Species	AChE inhibition
	% (2 mg mL^−1)	IC50 (μg mL^−1)
A. calcarea	24.48 ± 7.31^d	—
A. rouyana	73.65 ± 12.25^b	480 ± 98^a
S. impressa	40.71 ± 3.89^c	—
T. capitellatus	95.49 ± 3.44^a	490 ± 46^a
U. australis welwistschianus	47.29 ± 5.95^c	—
Physostigmine	—	0.59 ± 0.06^b

Note: Values are the mean of three independent replicates ± SD. Different superscript letters (a–d) denote statistically significant difference (p < 0.05).

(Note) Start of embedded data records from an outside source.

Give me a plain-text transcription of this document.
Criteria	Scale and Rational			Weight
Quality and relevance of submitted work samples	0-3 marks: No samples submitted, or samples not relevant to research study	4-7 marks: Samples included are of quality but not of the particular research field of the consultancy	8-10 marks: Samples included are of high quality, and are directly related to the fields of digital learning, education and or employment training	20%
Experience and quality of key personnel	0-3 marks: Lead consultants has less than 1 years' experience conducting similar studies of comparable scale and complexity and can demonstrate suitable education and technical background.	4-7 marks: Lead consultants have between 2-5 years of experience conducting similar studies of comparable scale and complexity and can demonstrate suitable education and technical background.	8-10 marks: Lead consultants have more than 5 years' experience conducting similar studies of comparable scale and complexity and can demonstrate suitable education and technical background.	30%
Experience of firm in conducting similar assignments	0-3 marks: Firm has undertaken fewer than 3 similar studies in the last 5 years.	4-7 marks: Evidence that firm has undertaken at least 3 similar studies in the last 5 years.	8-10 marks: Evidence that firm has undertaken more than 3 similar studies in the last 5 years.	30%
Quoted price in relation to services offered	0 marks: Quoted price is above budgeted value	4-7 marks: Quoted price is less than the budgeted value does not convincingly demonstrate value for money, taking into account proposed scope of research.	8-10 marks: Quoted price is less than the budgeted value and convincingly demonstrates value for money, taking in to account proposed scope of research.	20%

Table 3.  Acetylcholinesterase inhibitory activity of fractions obtained from SPE fractioning of hydroethanolic extracts of A. rouyana and T. capitellatus. Unbound fraction, that includes sugars and organic acids (including l-ascorbic acid), and Bound fraction, that includes the polyphenols enriched fraction. AChE inhibition is presented as percentage of inhibition using 2 mg mL⁻¹ of fraction.

Species	AChE inhibition
	Fraction	% (2 mg mL^−1)
A. rouyana	Unbound	nd
	Bound	57.2 ± 6.8
T. capitellatus	Unbound	nd
	Bound	59.8 ± 4.1

Note: nd: not detected, values are below the detection limit.

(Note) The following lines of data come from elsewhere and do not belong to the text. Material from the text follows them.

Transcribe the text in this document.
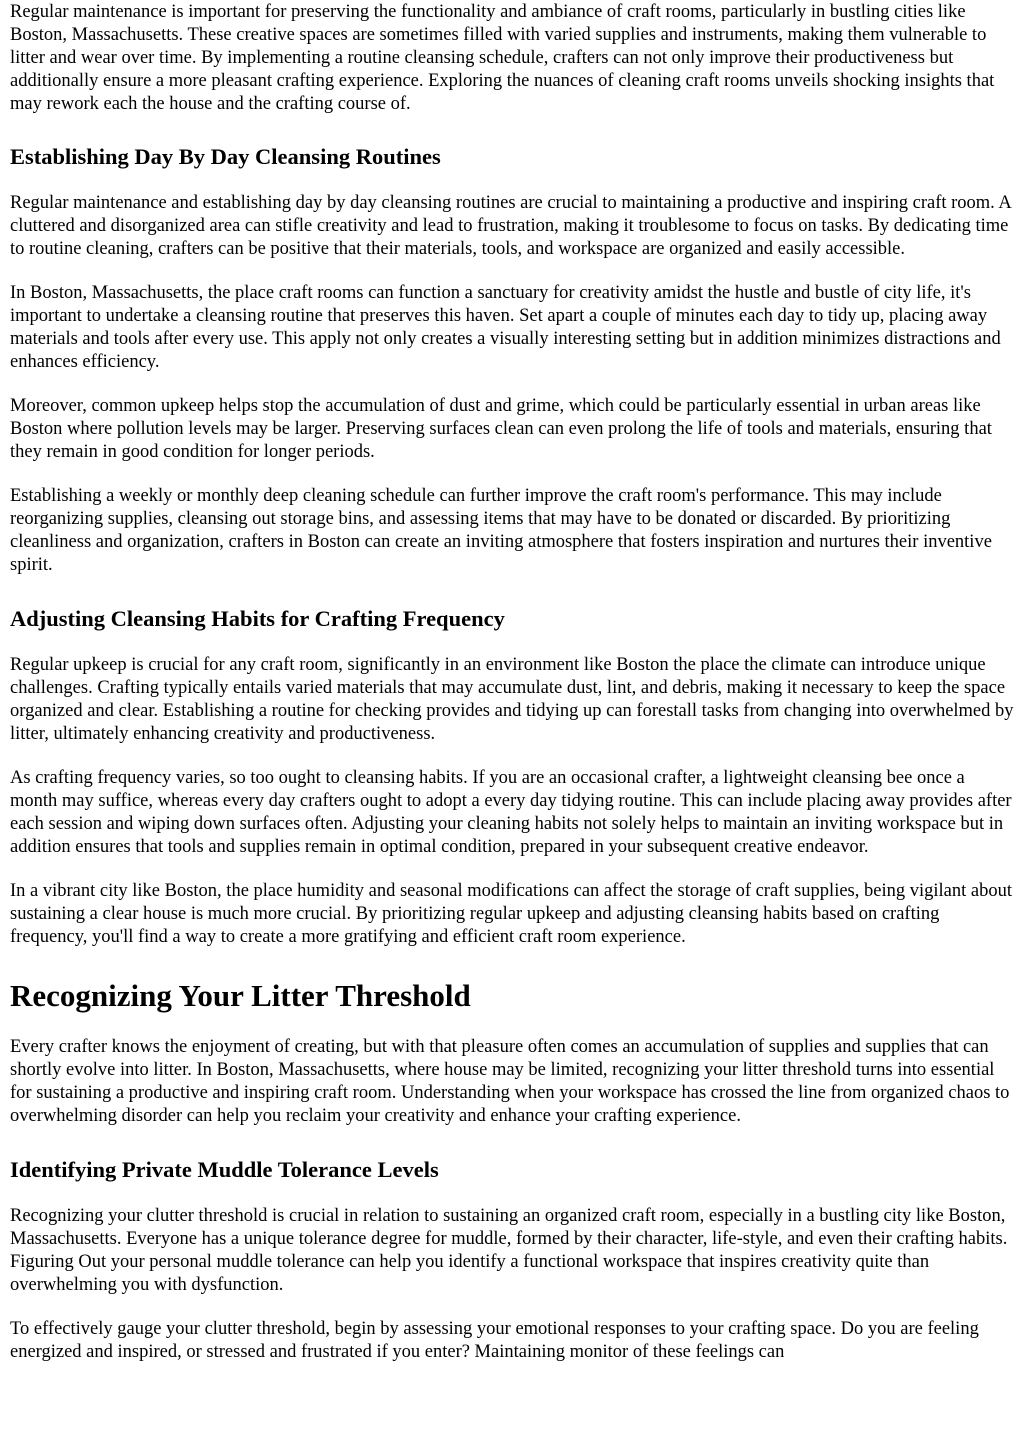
Regular maintenance is important for preserving the functionality and ambiance of craft rooms, particularly in bustling cities like Boston, Massachusetts. These creative spaces are sometimes filled with varied supplies and instruments, making them vulnerable to litter and wear over time. By implementing a routine cleansing schedule, crafters can not only improve their productiveness but additionally ensure a more pleasant crafting experience. Exploring the nuances of cleaning craft rooms unveils shocking insights that may rework each the house and the crafting course of.

Establishing Day By Day Cleansing Routines

Regular maintenance and establishing day by day cleansing routines are crucial to maintaining a productive and inspiring craft room. A cluttered and disorganized area can stifle creativity and lead to frustration, making it troublesome to focus on tasks. By dedicating time to routine cleaning, crafters can be positive that their materials, tools, and workspace are organized and easily accessible.

In Boston, Massachusetts, the place craft rooms can function a sanctuary for creativity amidst the hustle and bustle of city life, it's important to undertake a cleansing routine that preserves this haven. Set apart a couple of minutes each day to tidy up, placing away materials and tools after every use. This apply not only creates a visually interesting setting but in addition minimizes distractions and enhances efficiency.

Moreover, common upkeep helps stop the accumulation of dust and grime, which could be particularly essential in urban areas like Boston where pollution levels may be larger. Preserving surfaces clean can even prolong the life of tools and materials, ensuring that they remain in good condition for longer periods.

Establishing a weekly or monthly deep cleaning schedule can further improve the craft room's performance. This may include reorganizing supplies, cleansing out storage bins, and assessing items that may have to be donated or discarded. By prioritizing cleanliness and organization, crafters in Boston can create an inviting atmosphere that fosters inspiration and nurtures their inventive spirit.

Adjusting Cleansing Habits for Crafting Frequency

Regular upkeep is crucial for any craft room, significantly in an environment like Boston the place the climate can introduce unique challenges. Crafting typically entails varied materials that may accumulate dust, lint, and debris, making it necessary to keep the space organized and clear. Establishing a routine for checking provides and tidying up can forestall tasks from changing into overwhelmed by litter, ultimately enhancing creativity and productiveness.

As crafting frequency varies, so too ought to cleansing habits. If you are an occasional crafter, a lightweight cleansing bee once a month may suffice, whereas every day crafters ought to adopt a every day tidying routine. This can include placing away provides after each session and wiping down surfaces often. Adjusting your cleaning habits not solely helps to maintain an inviting workspace but in addition ensures that tools and supplies remain in optimal condition, prepared in your subsequent creative endeavor.

In a vibrant city like Boston, the place humidity and seasonal modifications can affect the storage of craft supplies, being vigilant about sustaining a clear house is much more crucial. By prioritizing regular upkeep and adjusting cleansing habits based on crafting frequency, you'll find a way to create a more gratifying and efficient craft room experience.

Recognizing Your Litter Threshold

Every crafter knows the enjoyment of creating, but with that pleasure often comes an accumulation of supplies and supplies that can shortly evolve into litter. In Boston, Massachusetts, where house may be limited, recognizing your litter threshold turns into essential for sustaining a productive and inspiring craft room. Understanding when your workspace has crossed the line from organized chaos to overwhelming disorder can help you reclaim your creativity and enhance your crafting experience.

Identifying Private Muddle Tolerance Levels

Recognizing your clutter threshold is crucial in relation to sustaining an organized craft room, especially in a bustling city like Boston, Massachusetts. Everyone has a unique tolerance degree for muddle, formed by their character, life-style, and even their crafting habits. Figuring Out your personal muddle tolerance can help you identify a functional workspace that inspires creativity quite than overwhelming you with dysfunction.

To effectively gauge your clutter threshold, begin by assessing your emotional responses to your crafting space. Do you are feeling energized and inspired, or stressed and frustrated if you enter? Maintaining monitor of these feelings can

Figure 3.  Nonlinear regression of acetylcholinesterase inhibition profile obtained with Origin Pro 6.1 software (OriginLab©, USA) for plant hydroethanolic extracts. A- A. rouyana, B- T. capitellatus. AChE inhibition was determined based on Ellman’s reaction. Using AChE from electric eel as described in methods. Effect on AChE activity was calculated as an inhibition percentage (%) of the maximum activity (control without inhibitor).